Nograhany Widhi K - detikNews
Jakarta - Polda Metro Jaya kehabisan armada motor gede.
Namun, utilisasi motor gede dari Brigade Motor (BM) itu bukan dipakai
untuk melayani publik melainkan untuk mengawal pejabat. Jadi BM itu kini
malah identik dengan fasilitas pejabat.
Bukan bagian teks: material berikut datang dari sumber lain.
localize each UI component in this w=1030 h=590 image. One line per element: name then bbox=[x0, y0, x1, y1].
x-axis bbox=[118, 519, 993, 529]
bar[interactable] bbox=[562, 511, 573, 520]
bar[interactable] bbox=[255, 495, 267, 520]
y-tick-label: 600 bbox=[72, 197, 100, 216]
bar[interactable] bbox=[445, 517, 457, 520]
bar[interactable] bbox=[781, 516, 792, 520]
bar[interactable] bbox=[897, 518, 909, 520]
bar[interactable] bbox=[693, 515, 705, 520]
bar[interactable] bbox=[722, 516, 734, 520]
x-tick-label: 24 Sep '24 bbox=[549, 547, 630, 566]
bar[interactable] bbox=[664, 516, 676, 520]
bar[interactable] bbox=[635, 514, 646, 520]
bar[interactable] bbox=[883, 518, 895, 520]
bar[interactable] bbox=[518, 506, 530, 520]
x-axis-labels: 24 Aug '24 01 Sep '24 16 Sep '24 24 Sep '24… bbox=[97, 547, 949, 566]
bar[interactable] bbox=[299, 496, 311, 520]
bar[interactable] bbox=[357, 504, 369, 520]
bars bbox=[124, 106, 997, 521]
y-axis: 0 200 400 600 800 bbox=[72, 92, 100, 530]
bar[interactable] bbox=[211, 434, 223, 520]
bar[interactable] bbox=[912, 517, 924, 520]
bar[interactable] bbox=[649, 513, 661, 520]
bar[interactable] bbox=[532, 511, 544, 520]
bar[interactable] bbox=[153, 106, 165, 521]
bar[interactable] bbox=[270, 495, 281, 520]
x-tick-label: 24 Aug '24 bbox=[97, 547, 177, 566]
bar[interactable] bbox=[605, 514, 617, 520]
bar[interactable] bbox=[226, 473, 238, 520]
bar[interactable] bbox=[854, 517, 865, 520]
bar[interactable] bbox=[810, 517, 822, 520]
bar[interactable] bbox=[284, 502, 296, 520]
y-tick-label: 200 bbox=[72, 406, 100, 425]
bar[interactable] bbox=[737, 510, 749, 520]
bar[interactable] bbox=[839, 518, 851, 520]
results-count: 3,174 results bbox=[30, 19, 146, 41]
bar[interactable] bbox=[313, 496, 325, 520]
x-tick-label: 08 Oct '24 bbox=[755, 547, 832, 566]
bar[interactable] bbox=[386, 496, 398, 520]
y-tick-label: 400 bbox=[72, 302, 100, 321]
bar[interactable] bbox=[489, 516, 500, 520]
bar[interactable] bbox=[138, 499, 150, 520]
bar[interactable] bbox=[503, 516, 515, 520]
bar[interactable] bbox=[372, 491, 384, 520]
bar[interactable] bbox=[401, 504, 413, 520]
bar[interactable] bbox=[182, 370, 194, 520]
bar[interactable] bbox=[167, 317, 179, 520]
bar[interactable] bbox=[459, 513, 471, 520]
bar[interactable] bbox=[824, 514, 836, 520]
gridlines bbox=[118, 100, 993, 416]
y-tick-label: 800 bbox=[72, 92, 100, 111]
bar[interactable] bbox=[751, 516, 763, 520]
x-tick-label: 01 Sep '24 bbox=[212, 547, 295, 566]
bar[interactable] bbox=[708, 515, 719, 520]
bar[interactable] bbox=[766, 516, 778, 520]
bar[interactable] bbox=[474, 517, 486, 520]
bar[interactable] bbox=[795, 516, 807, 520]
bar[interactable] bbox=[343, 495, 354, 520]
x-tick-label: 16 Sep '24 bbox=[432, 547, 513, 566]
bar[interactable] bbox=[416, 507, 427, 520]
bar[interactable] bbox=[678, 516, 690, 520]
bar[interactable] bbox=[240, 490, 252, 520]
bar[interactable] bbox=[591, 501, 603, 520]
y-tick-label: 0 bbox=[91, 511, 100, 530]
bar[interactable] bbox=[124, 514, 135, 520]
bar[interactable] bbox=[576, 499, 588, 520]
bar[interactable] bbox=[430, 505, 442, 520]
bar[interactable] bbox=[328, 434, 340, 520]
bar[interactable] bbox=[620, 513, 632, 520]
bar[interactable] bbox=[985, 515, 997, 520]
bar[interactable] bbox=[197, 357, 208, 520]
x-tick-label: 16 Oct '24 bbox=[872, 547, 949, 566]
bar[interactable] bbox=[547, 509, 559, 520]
Hal ini berbeda yang ditemui di
Jepang.
Saat Wapres Jusuf Kalla tiba dalam kunjungan kerja di
Jepang melalui Bandara Internasional Haneda, Tokyo, pada Jumat
(13/3/2015) lalu, sama sekali tidak tampak motor voorijder dalam
iring-iringan mobil rombongan Wapres JK.
Padahal, waktu JK tiba di Tokyo adalah
pada pagi hari, pukul 08.25 waktu setempat (+9 GMT), saat para warga
ibu kota negara matahari terbit sedang bergeliat memulai aktivitasnya.
Jarak antara bandara dengan hotel kurang lebih 20 kilometer dan harus
ditempuh selama 30 menit.
Dengan jarak dan waktu tempuh di saat
lalu lintas sedang sibuk-sibuknya, bahkan iring-iringan mobil harus
mendahulukan pejalan kaki yang menyeberang.
"Kalau di sini tak
ada istilah mana pejabat atau bukan, semua harus mendahulukan pejalan
kaki. Pejabat juga tidak dikawal voorijder," ujar salah seorang staf
KBRI di Jepang.
Di mana bumi dipijak, di situ langit dijunjung.
Bila di Jepang, Wapres JK mesti mengikuti kebiasaan di sana yang tak
dikawal voorijder, di Indonesia memang ada prosedur tetap pengamanan
sekelas Presiden dan Wapres. Namun, sampai pejabat tingkat ke berapa
yang harus dikawal voorijder?
Komisioner Kompolnas Adrianus
Meliala mengatakan, total ada 170 pejabat yang meminta pengawalan
melekat anggota Satuan Patroli dan Pengawalan (Patwal) Ditlantas Polda
Metro Jaya yang menggunakan motor voorijder. Sedangkan motor BM yang ada di Polda Metro Jaya hanya 160 unit. Ada defisit 10 unit yang lantas ditutup oleh Mabes Polri.
Adrianus menyebutkan ada beberapa kriteria pejabat yang bisa diberikan
pengawalan melekat seperti RI 1 dan RI 2. Namun, ada sejumlah pejabat
yang tidak semestinya mendapatkan pengawalan melekat, meminta fasilitas
tersebut.
"Kalau presiden dan wakil presiden dalam undang-undang
protokoler memang diatur. Tapi sekarang anggota DPR, DPD, Watimpres
semua minta pengawalan. Maka tadi 170 BM itu sekarang habis untuk
melayani mereka tiap hari," ungkapnya.
Mengenai pemakaian voorijder ini, Gubernur DKI Basuki T Purnama (Ahok) pernah mewanti-wanti jauh-jauh hari. Ahok mengimbau agar mobil pejabat tidak dikawal oleh voorijder. Ia menyarankan pengawalan itu lebih baik diberikan kepada pemadam kebakaran dan ambulans.
"Tidak
boleh pakai kawalan motor karena lawan UU, saya pun nggak pakai. Jadi
wali kota nggak boleh, kecuali ada acara apa. Kalau ramai-ramai naik bus
bisa," ujar Ahok kepada wartawan di Lapangan Silang Monas, Jakarta
Pusat, Jumat (2/1/2015).
"Jadi motor hanya buat kawal pemadam
kebakaran dan ambulans, kalau kawal kita sebagai pejabat nggak boleh.
Siapapun itu nggak boleh," sambungnya.
Mantan Bupati Belitung
Timur itu bahkan mengancam jika ada satuan Dinas Perhubungan yang
memberi pengawalan maka ia tak segan-segan mencopot jabatannya. "Kalau
ada Dishub berikan kawalan itu saya akan copot Dishub!" tegas Ahok.